Nothing could be further from the truth, Stoke is a city with creativity hard-wired into its DNA. You can see this in the mostly unsung artistry shown by generations of pottery workers. It can still be seen the city's outstanding music scene, whistle down an alley in Fenton and you're likely to get a cracking guitar riff back.
We've got one top university and another on our doorstep, both are producing the artists and innovators or tomorrow. A world famous football team, two depending on which part of town you live in and a history that takes in everything and everyone from the Spitfire to Jackie Trent composer to the theme tune to Neighbours. That's more than enough culture for a city twice the size.
Most of all we have, even those of us who will never compose a symphony and can't draw much beyond stick figures, the unique character that comes from living in Stoke. This is a famously friendly city with a refreshing dislike of pretension and an original sense of humour.
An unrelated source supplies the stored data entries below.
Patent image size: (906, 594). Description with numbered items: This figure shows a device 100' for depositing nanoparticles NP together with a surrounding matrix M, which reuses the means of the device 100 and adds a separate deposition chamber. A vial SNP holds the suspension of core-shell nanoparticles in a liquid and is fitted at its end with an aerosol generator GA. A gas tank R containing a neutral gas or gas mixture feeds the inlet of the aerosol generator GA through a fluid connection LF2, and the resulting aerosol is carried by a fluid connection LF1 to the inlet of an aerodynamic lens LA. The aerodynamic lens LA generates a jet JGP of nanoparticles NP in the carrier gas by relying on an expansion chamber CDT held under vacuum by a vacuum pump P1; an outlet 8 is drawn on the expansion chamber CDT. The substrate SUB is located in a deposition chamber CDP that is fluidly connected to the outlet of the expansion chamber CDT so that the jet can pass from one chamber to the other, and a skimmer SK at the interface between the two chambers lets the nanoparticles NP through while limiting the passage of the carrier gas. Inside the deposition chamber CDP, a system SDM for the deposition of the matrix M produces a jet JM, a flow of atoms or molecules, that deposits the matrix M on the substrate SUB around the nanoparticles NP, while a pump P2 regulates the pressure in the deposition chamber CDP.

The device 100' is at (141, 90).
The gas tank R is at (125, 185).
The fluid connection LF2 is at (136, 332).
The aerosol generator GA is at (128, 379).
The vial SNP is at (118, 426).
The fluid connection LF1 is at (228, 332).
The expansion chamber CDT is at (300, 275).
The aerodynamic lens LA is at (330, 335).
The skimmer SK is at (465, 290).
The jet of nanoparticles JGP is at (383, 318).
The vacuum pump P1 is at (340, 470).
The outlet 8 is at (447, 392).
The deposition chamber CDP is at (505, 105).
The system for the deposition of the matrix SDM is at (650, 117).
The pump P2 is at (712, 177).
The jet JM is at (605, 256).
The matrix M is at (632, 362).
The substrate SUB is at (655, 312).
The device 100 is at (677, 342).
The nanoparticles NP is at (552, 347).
The trouble is as a city we have spent so long on our knees we've forgotten that we might just be a bit special. Its time to stand tall again, to challenge the negative image of our city perpetuated by an insular elite, most of whom have seldom left the confines of Islington, and show the world what we can do.
Culture is not the property of a single class who then get to dole it out like parish charity; it belongs to all of us because making or appreciating it is central our humanity. That idea more than anything should be at the heart of our bid to make this a city of culture, whether we win the official title or not.